Stocks and the massive misperception of risk

The past five years saw a massive mis-perception of risk that rapidly came to an end over the last several months.

What were seen as good risks by the largest investment banks on Wall Street (companies with control of huge amounts of capital) turned out to be very poor risks indeed.

That is as much of the story as most people understand, but if you probe a little further you will discover some important insights. The fact that a massive amount of capital was directed into instruments such as CDOs means that capital was not deployed to other opportunities.

Beginning in 2003, there was a perception that real estate investment was the ultimate "safe" investment, a mis-perception that was at the heart of the problem.
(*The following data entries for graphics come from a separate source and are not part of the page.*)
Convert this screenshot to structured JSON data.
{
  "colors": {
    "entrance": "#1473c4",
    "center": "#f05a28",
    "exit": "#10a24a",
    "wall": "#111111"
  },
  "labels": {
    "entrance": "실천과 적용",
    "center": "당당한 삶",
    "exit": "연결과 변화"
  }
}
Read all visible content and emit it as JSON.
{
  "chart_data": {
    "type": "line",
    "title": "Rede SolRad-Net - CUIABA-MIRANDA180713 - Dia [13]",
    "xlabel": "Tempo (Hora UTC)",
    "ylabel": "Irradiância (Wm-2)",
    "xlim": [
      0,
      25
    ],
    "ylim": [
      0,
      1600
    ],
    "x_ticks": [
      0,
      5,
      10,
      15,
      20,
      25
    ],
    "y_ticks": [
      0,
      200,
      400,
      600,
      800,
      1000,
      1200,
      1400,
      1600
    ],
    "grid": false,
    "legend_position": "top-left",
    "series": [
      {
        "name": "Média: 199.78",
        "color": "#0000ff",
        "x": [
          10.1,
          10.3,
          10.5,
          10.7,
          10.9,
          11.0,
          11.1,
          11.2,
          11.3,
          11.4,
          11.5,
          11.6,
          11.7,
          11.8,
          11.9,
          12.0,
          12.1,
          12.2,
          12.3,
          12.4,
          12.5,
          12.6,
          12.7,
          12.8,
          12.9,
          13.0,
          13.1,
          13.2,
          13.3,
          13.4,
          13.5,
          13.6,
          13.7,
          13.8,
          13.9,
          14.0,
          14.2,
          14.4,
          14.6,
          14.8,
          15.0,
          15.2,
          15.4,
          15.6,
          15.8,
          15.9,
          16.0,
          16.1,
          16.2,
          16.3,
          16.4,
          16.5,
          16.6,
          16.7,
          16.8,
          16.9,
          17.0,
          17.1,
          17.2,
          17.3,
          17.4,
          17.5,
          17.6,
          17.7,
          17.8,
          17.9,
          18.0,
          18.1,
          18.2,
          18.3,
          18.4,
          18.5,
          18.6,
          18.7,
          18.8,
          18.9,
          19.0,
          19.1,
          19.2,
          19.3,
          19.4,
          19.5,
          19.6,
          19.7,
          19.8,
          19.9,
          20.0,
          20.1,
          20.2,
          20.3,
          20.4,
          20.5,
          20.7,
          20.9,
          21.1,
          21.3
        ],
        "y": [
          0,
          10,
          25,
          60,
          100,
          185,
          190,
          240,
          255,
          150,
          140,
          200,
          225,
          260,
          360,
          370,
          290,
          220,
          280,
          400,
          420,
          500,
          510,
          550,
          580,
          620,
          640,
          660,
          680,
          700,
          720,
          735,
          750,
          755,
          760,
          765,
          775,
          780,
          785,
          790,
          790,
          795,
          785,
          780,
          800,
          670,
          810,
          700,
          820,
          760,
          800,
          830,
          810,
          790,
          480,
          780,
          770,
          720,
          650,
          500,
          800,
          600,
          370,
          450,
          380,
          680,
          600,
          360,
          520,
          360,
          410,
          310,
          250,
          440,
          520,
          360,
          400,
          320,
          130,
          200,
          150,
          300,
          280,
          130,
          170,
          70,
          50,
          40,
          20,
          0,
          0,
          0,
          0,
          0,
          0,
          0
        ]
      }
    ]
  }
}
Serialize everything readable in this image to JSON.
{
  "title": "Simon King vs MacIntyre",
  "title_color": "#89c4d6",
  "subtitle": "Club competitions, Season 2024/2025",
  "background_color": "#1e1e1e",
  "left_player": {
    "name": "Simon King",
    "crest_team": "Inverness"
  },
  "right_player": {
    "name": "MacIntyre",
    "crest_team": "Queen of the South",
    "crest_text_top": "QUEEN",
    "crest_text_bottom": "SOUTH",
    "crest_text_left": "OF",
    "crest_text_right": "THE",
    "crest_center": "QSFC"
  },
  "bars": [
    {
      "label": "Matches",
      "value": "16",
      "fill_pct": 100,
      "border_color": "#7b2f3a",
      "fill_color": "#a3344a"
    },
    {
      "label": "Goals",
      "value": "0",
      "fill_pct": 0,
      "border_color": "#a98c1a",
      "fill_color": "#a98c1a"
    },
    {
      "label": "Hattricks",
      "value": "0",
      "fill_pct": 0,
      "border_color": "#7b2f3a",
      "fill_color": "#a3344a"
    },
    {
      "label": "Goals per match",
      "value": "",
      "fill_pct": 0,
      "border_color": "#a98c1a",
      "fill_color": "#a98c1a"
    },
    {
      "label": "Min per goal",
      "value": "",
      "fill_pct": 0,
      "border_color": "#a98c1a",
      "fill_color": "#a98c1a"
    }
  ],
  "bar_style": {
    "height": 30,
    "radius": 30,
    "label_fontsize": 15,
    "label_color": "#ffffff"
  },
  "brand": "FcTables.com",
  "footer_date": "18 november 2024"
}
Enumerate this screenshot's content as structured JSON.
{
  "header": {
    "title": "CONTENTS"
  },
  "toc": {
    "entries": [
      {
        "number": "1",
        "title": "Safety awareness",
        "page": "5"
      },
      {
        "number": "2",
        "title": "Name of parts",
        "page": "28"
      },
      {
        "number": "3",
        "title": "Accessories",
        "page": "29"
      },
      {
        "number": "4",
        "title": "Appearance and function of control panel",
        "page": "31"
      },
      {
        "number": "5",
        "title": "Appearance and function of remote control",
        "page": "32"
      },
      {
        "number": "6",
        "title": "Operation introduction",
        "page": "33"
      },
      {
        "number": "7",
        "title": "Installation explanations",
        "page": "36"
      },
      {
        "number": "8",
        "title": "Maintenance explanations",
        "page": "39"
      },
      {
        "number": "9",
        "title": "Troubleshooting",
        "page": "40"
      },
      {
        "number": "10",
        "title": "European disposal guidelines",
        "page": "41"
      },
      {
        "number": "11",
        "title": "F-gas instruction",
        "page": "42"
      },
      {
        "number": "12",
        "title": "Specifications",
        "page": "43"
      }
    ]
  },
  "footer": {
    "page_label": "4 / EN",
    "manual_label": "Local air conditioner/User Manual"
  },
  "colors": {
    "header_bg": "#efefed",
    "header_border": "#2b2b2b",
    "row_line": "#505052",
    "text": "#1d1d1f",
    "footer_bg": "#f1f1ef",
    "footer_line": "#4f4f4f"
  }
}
Conversely, in the lingering psychic aftermath of the 2000-2002 bear market, stocks were perceived as very risky.

The graph above, showing global CDO issuance, reveals a massive deployment of capital into mortgage-related securities over the same years that stocks in general have performed sluggishly.

As risk has been re-assessed on a massive scale, capital may well flow back towards companies with a demonstrated ability to provide value to their customers and a history of being able to grow their business.

We have written before that ownership of good companies should form the backbone of any system for long-term growth of capital (see also this post).

As those controlling the largest capital pools reevaluate the risk landscape, they may return to the conclusion that we have believed all along. If so, it will be good news for well-run businesses positioned in front of fertile fields of growth.